The EPA began its direct involvement to address the landfills in 2002, working with the Puerto Rico Environmental Quality Board to develop legal agreements. However, the agency has acknowledged that "it is not practical to immediately close most landfills," and has focused on prioritizing those posing "the greatest threat to the environment and to people's health."

Since 2007, the EPA has reached agreements with 12 municipalities and other owners and operators of the landfills to improve operations and put them on schedules for closure. The agency said the orders go above and beyond landfill closures by including composting and recycling programs. But some environmental groups say the orders don't go far enough and lack meaningful enforcement mechanisms, allowing for the operation of illegal landfills.

They cite the Toa Baja landfill -- which receives waste from Levittown -- as a prime example. It was under such an agreement to permanently close by 2014. It was amended in 2012 to give operators more time to come up with a new schedule for closure, but an actual date has yet to be decided.

In the meantime, a steady flow of dump trucks carting debris from Maria is making trips up the winding road to the main dump site, where the putrid smell of decay hits you like a nasty slap to the face. Bulldozers shovel the mix of refuse as birds circle above, picking at the mix of refuse.

Meanwhile, the agency continues to issue orders. In July, the agency reached an agreement with the municipality of Santa Isabel to close by July 2019 "to protect the health of nearby communities."

In April, the agency ordered the municipality of Toa Alta to permanently stop disposing waste by the end of 2017 because it has reached capacity. The agency said one of the most urgent concerns is the landfill's leachate collection system, which is not functioning. Leachate is a liquid generated by decomposition of waste material. According to the EPA, "The Toa Alta Landfill sits on top of Puerto Rico's North Coast Limestone aquifer system, a potential source of drinking water. The landfill is adjacent to a number of homes of Toa Alta residents."

In the meantime, the order requires the municipality and its operators to cover exposed areas of the landfill each day to help control odors and blowing debris and inspect incoming loads of waste to separate out hazardous wastes and prohibited materials.

The separation of hazardous waste is the first step in current cleanup efforts. Crews in Levittown are working from dawn to dusk to separate toxic waste such as paint cans, household cleaners and televisions from organic material.

For 76-year-old Louis Acosta, the cleanup provides a measure of hope. To him, as long as the rodent-infested trash pile is still standing, it is a reminder to him of what was lost and all that needs to be addressed before his community can rebuild.

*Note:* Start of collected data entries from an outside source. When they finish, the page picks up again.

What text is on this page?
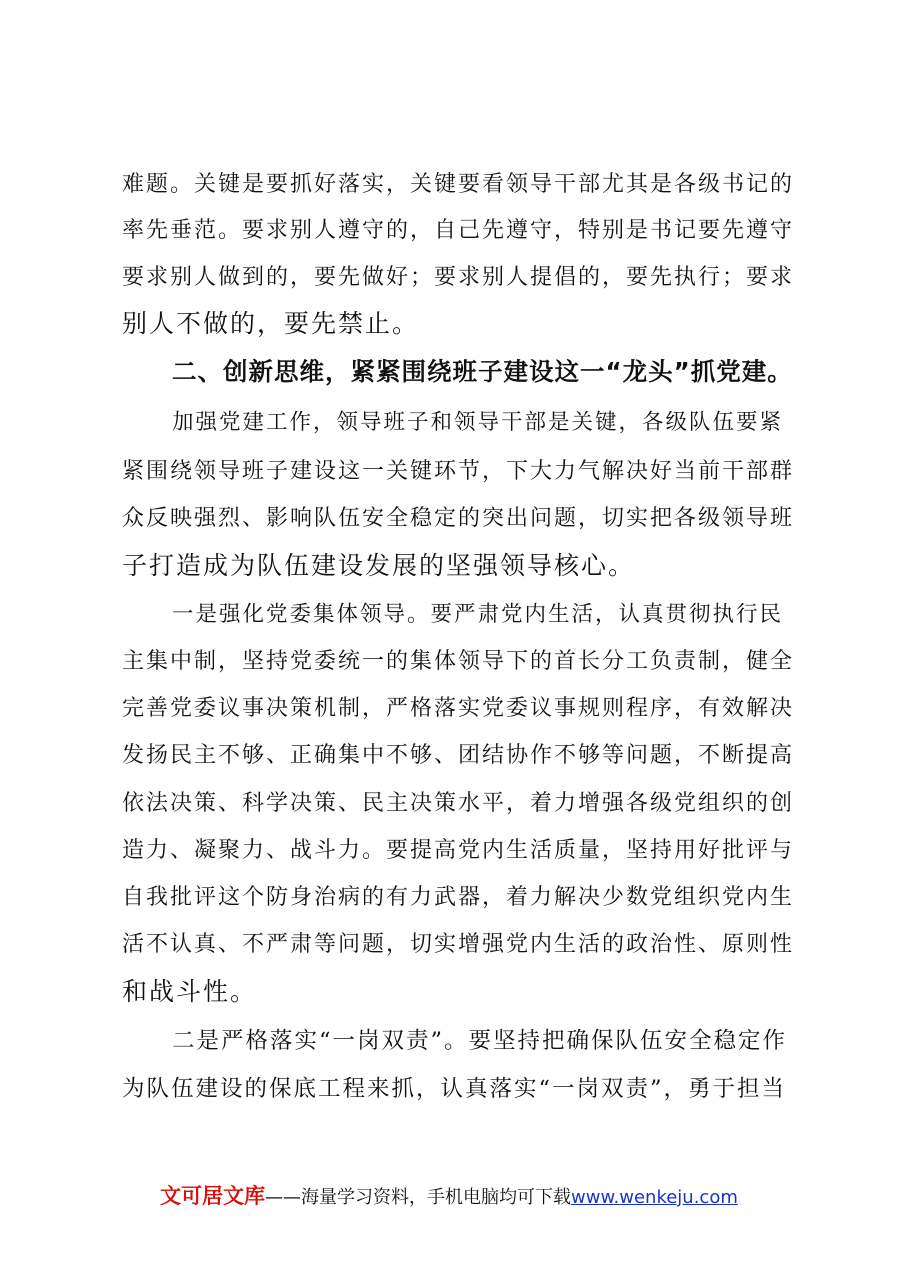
难题。关键是要抓好落实，关键要看领导干部尤其是各级书记的
率先垂范。要求别人遵守的，自己先遵守，特别是书记要先遵守
要求别人做到的，要先做好；要求别人提倡的，要先执行；要求
别人不做的，要先禁止。
二、创新思维，紧紧围绕班子建设这一“龙头”抓党建。
加强党建工作，领导班子和领导干部是关键，各级队伍要紧
紧围绕领导班子建设这一关键环节，下大力气解决好当前干部群
众反映强烈、影响队伍安全稳定的突出问题，切实把各级领导班
子打造成为队伍建设发展的坚强领导核心。
一是强化党委集体领导。要严肃党内生活，认真贯彻执行民
主集中制，坚持党委统一的集体领导下的首长分工负责制，健全
完善党委议事决策机制，严格落实党委议事规则程序，有效解决
发扬民主不够、正确集中不够、团结协作不够等问题，不断提高
依法决策、科学决策、民主决策水平，着力增强各级党组织的创
造力、凝聚力、战斗力。要提高党内生活质量，坚持用好批评与
自我批评这个防身治病的有力武器，着力解决少数党组织党内生
活不认真、不严肃等问题，切实增强党内生活的政治性、原则性
和战斗性。
二是严格落实“一岗双责”。要坚持把确保队伍安全稳定作
为队伍建设的保底工程来抓，认真落实“一岗双责”，勇于担当
文可居文库——海量学习资料，手机电脑均可下载www.wenkeju.com
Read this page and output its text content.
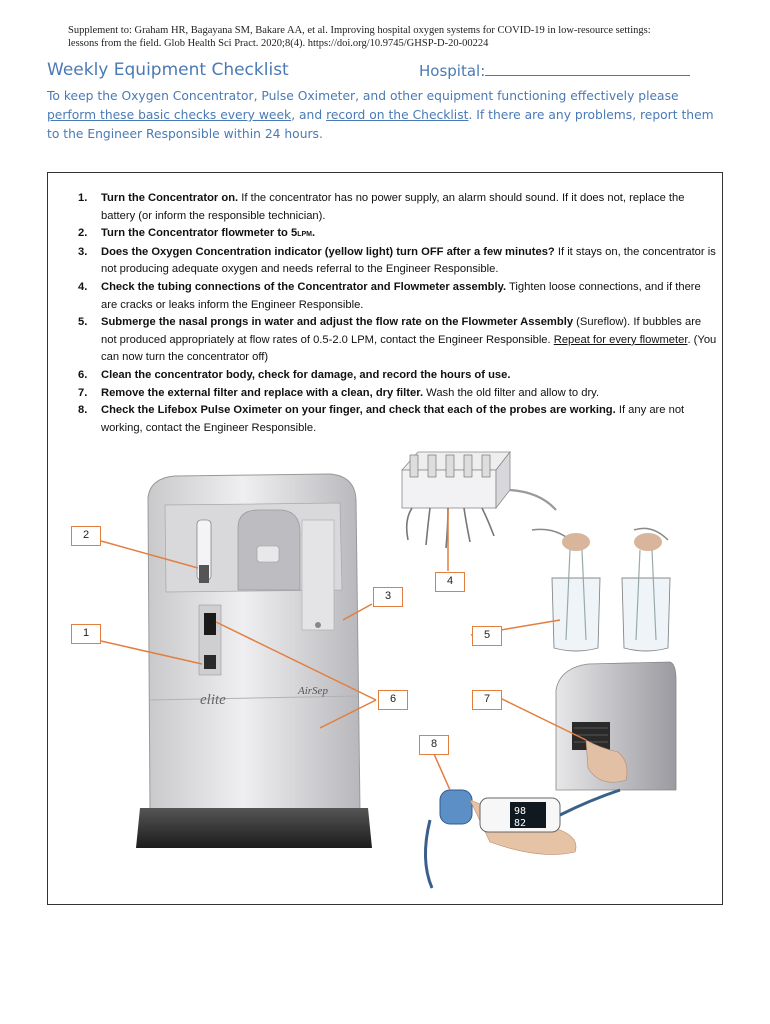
Supplement to: Graham HR, Bagayana SM, Bakare AA, et al. Improving hospital oxygen systems for COVID-19 in low-resource settings:
lessons from the field. Glob Health Sci Pract. 2020;8(4). https://doi.org/10.9745/GHSP-D-20-00224
Weekly Equipment Checklist	Hospital:
To keep the Oxygen Concentrator, Pulse Oximeter, and other equipment functioning effectively please perform these basic checks every week, and record on the Checklist. If there are any problems, report them to the Engineer Responsible within 24 hours.
1. Turn the Concentrator on. If the concentrator has no power supply, an alarm should sound. If it does not, replace the battery (or inform the responsible technician).
2. Turn the Concentrator flowmeter to 5LPM.
3. Does the Oxygen Concentration indicator (yellow light) turn OFF after a few minutes? If it stays on, the concentrator is not producing adequate oxygen and needs referral to the Engineer Responsible.
4. Check the tubing connections of the Concentrator and Flowmeter assembly. Tighten loose connections, and if there are cracks or leaks inform the Engineer Responsible.
5. Submerge the nasal prongs in water and adjust the flow rate on the Flowmeter Assembly (Sureflow). If bubbles are not produced appropriately at flow rates of 0.5-2.0 LPM, contact the Engineer Responsible. Repeat for every flowmeter. (You can now turn the concentrator off)
6. Clean the concentrator body, check for damage, and record the hours of use.
7. Remove the external filter and replace with a clean, dry filter. Wash the old filter and allow to dry.
8. Check the Lifebox Pulse Oximeter on your finger, and check that each of the probes are working. If any are not working, contact the Engineer Responsible.
elite
AirSep
98
82
2
3
1
6
4
5
7
8
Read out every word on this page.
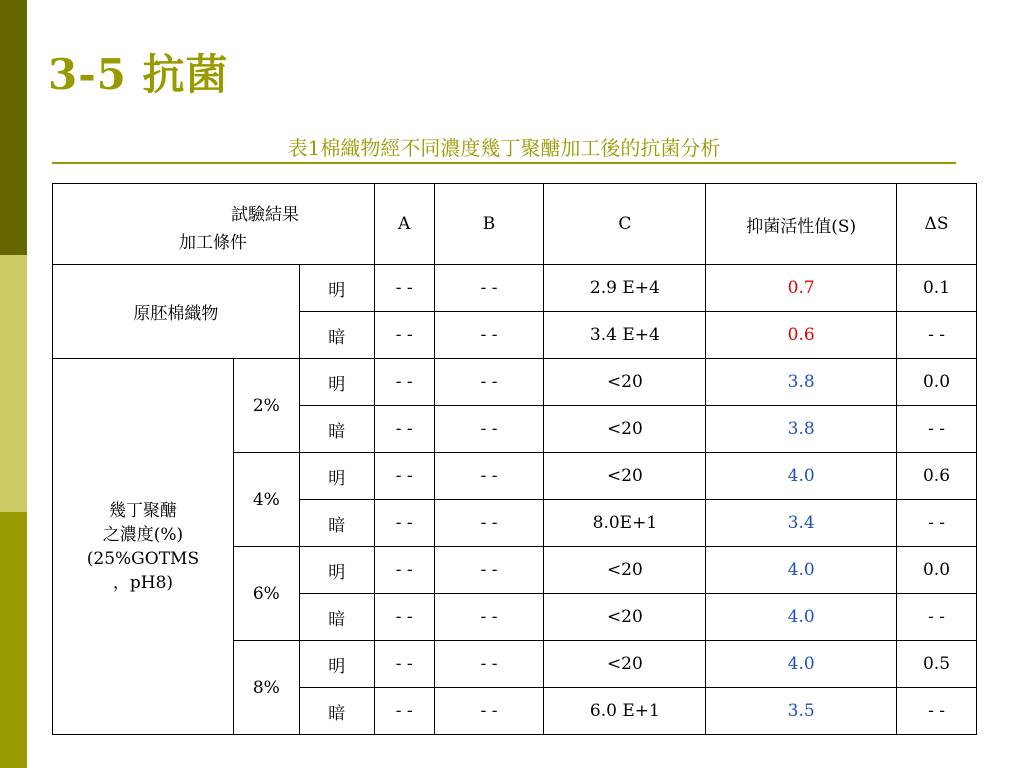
3-5 抗菌
表1棉織物經不同濃度幾丁聚醣加工後的抗菌分析
試驗結果
加工條件			A	B	C	抑菌活性值(S)	ΔS
原胚棉織物		明	- -	- -	2.9 E+4	0.7	0.1
		暗	- -	- -	3.4 E+4	0.6	- -

幾丁聚醣
之濃度(%)
(25%GOTMS
，pH8)	2%	明	- -	- -	<20	3.8	0.0
		暗	- -	- -	<20	3.8	- -
	4%	明	- -	- -	<20	4.0	0.6
		暗	- -	- -	8.0E+1	3.4	- -
	6%	明	- -	- -	<20	4.0	0.0
		暗	- -	- -	<20	4.0	- -
	8%	明	- -	- -	<20	4.0	0.5
		暗	- -	- -	6.0 E+1	3.5	- -
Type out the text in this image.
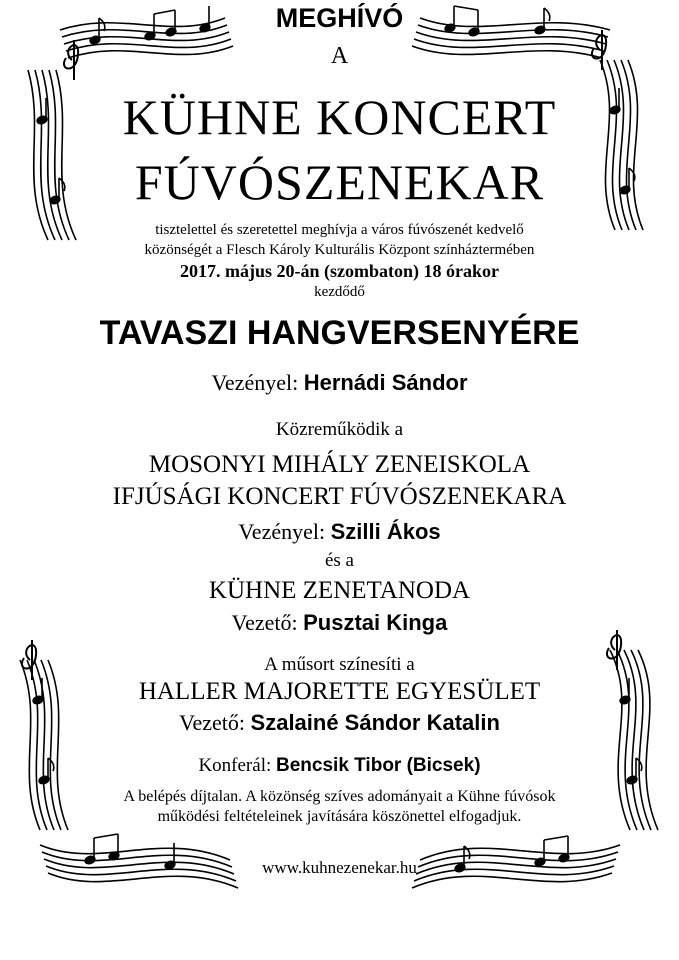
MEGHÍVÓ

A

KÜHNE KONCERT

FÚVÓSZENEKAR

tisztelettel és szeretettel meghívja a város fúvószenét kedvelő

közönségét a Flesch Károly Kulturális Központ színháztermében

2017. május 20-án (szombaton) 18 órakor

kezdődő

TAVASZI HANGVERSENYÉRE

Vezényel: Hernádi Sándor

Közreműködik a

MOSONYI MIHÁLY ZENEISKOLA

IFJÚSÁGI KONCERT FÚVÓSZENEKARA

Vezényel: Szilli Ákos

és a

KÜHNE ZENETANODA

Vezető: Pusztai Kinga

A műsort színesíti a

HALLER MAJORETTE EGYESÜLET

Vezető: Szalainé Sándor Katalin

Konferál: Bencsik Tibor (Bicsek)

A belépés díjtalan. A közönség szíves adományait a Kühne fúvósok

működési feltételeinek javítására köszönettel elfogadjuk.

www.kuhnezenekar.hu
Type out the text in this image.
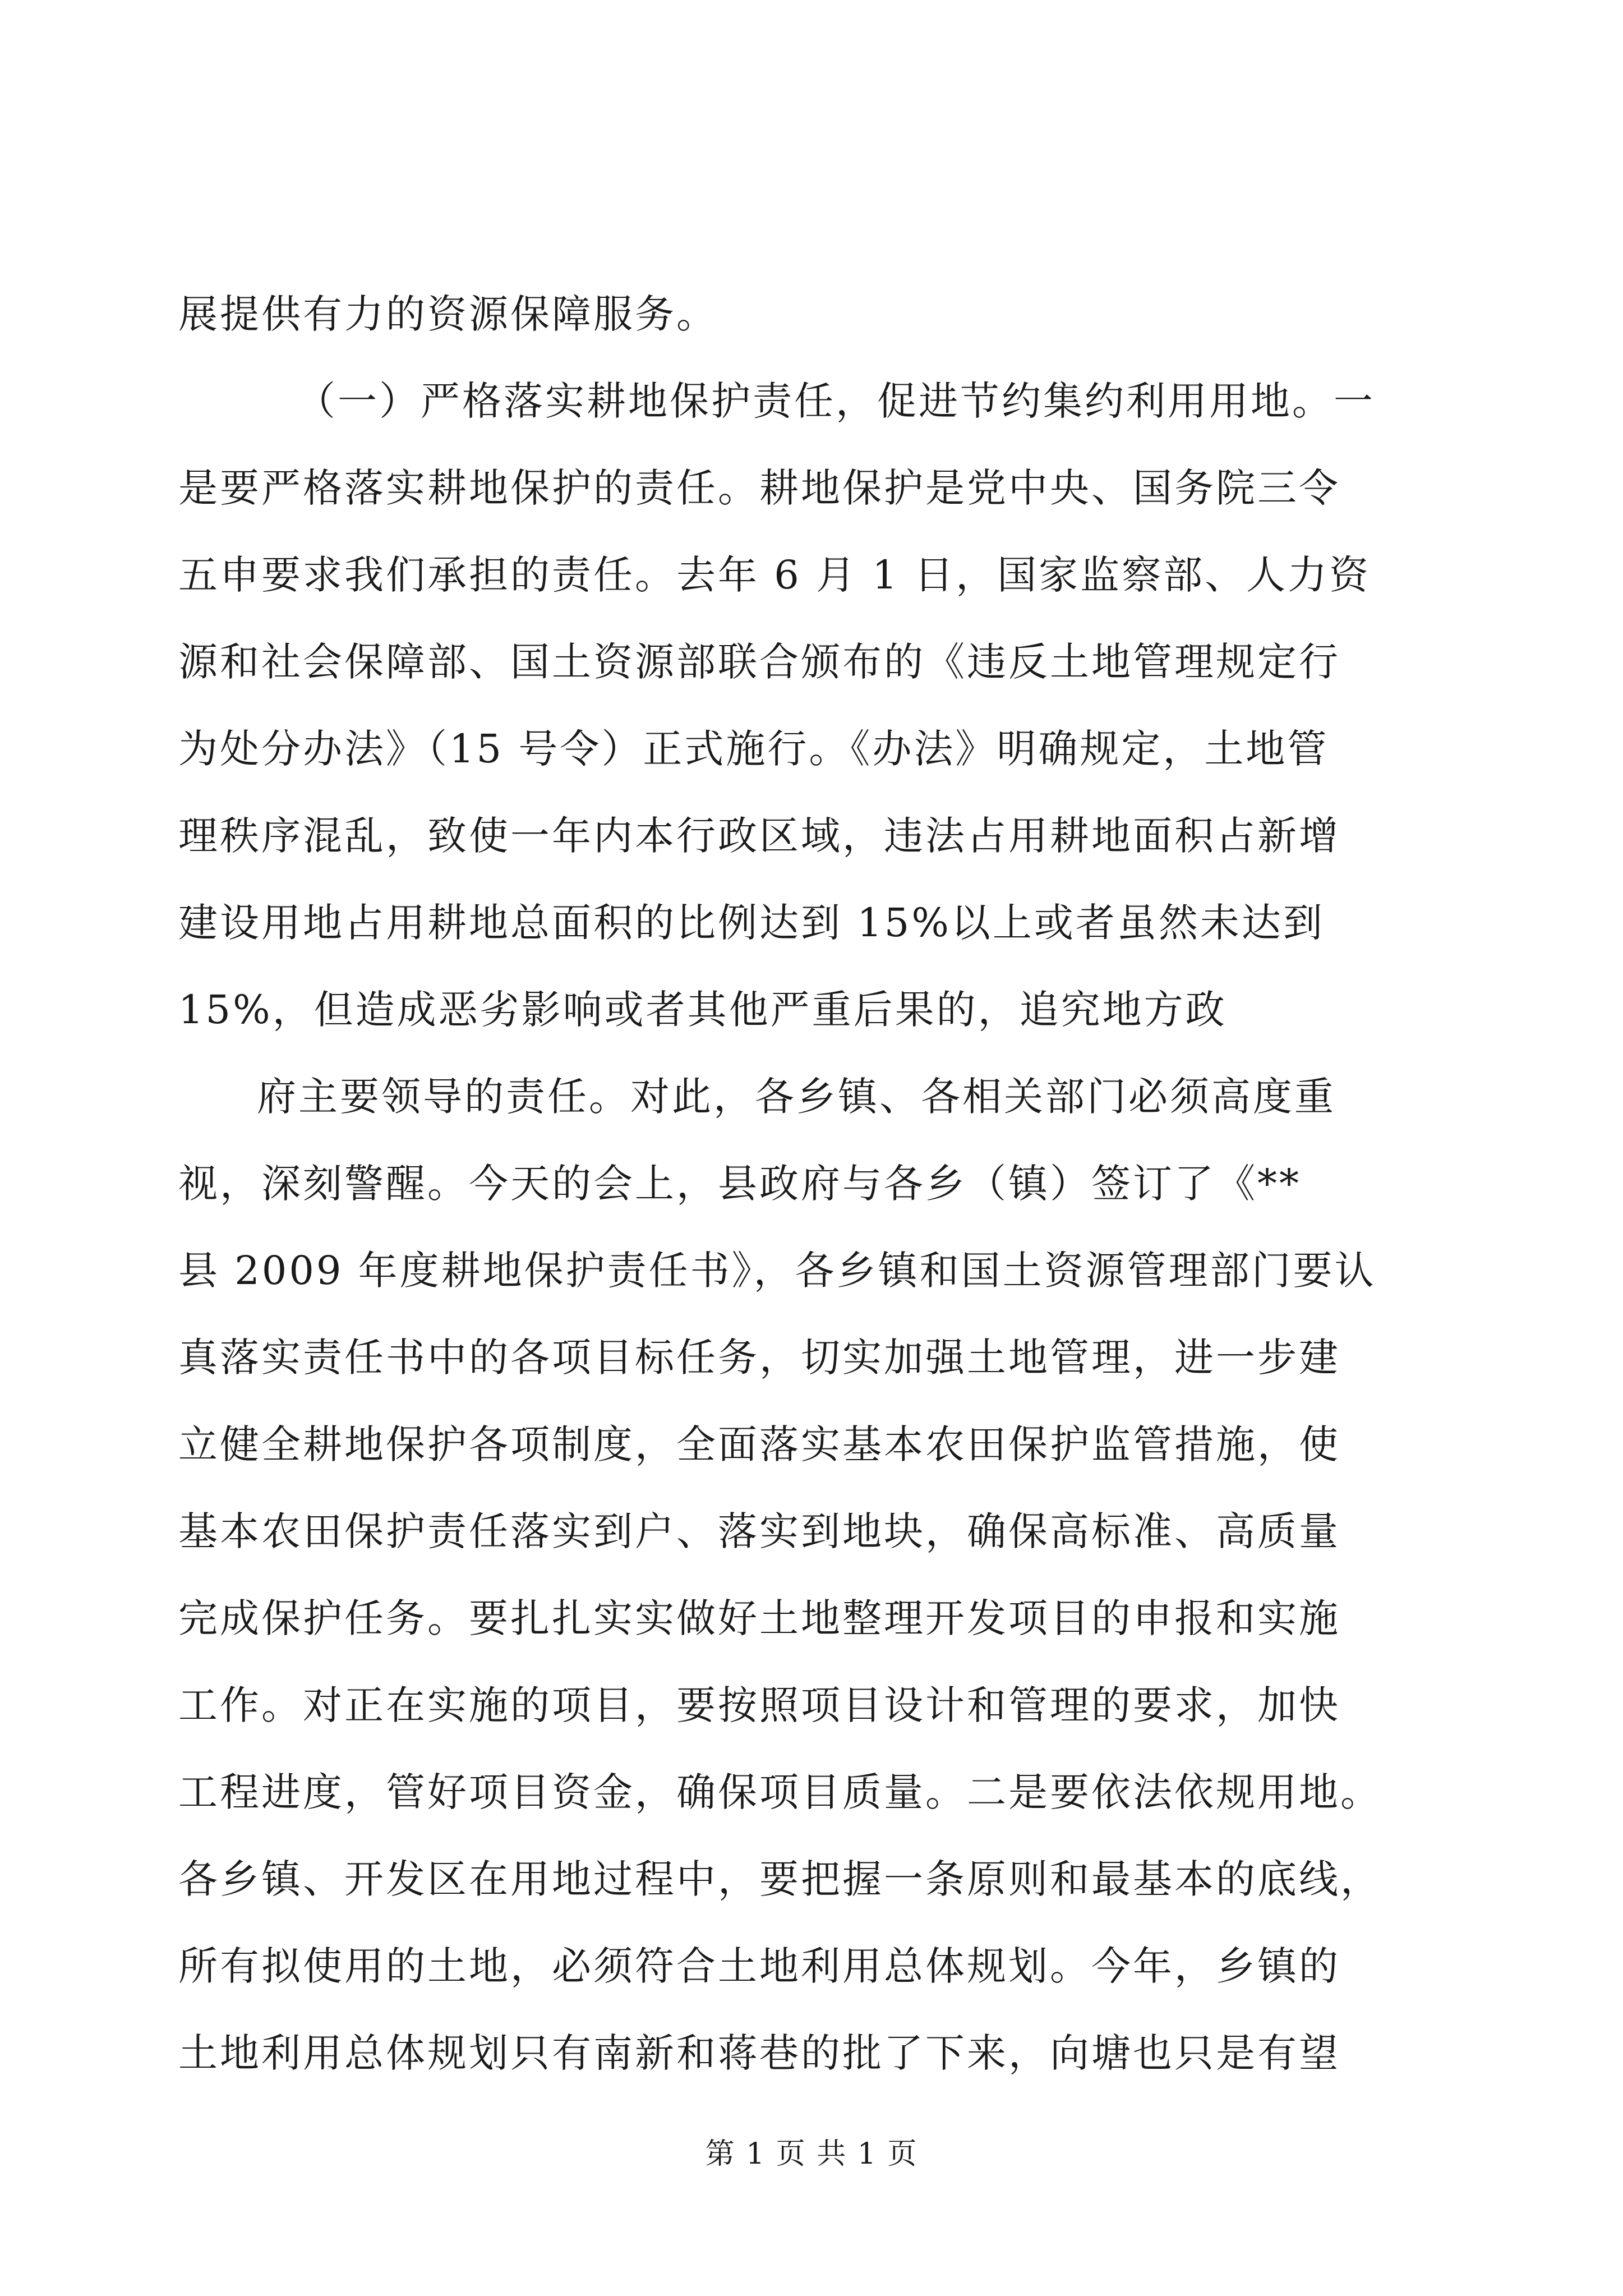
展提供有力的资源保障服务。
（一）严格落实耕地保护责任，促进节约集约利用用地。一
是要严格落实耕地保护的责任。耕地保护是党中央、国务院三令
五申要求我们承担的责任。去年 6 月 1 日，国家监察部、人力资
源和社会保障部、国土资源部联合颁布的《违反土地管理规定行
为处分办法》（15 号令）正式施行。《办法》明确规定，土地管
理秩序混乱，致使一年内本行政区域，违法占用耕地面积占新增
建设用地占用耕地总面积的比例达到 15%以上或者虽然未达到
15%，但造成恶劣影响或者其他严重后果的，追究地方政
府主要领导的责任。对此，各乡镇、各相关部门必须高度重
视，深刻警醒。今天的会上，县政府与各乡（镇）签订了《**
县 2009 年度耕地保护责任书》，各乡镇和国土资源管理部门要认
真落实责任书中的各项目标任务，切实加强土地管理，进一步建
立健全耕地保护各项制度，全面落实基本农田保护监管措施，使
基本农田保护责任落实到户、落实到地块，确保高标准、高质量
完成保护任务。要扎扎实实做好土地整理开发项目的申报和实施
工作。对正在实施的项目，要按照项目设计和管理的要求，加快
工程进度，管好项目资金，确保项目质量。二是要依法依规用地。
各乡镇、开发区在用地过程中，要把握一条原则和最基本的底线，
所有拟使用的土地，必须符合土地利用总体规划。今年，乡镇的
土地利用总体规划只有南新和蒋巷的批了下来，向塘也只是有望
第 1 页 共 1 页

"This area was a beautiful place to live," he said. Then, one month later, "you're surrounded by trash so, it's not easy to see that."

But Rosario worries it will come at a high price for the future.

"We have comprised, in a period of less than one month, probably, the amount of the residues that we were going to produce probably in two or three years in only one month," he said.

"This is a disaster in the making in the sense that we are going to pay for this not necessarily now, but after."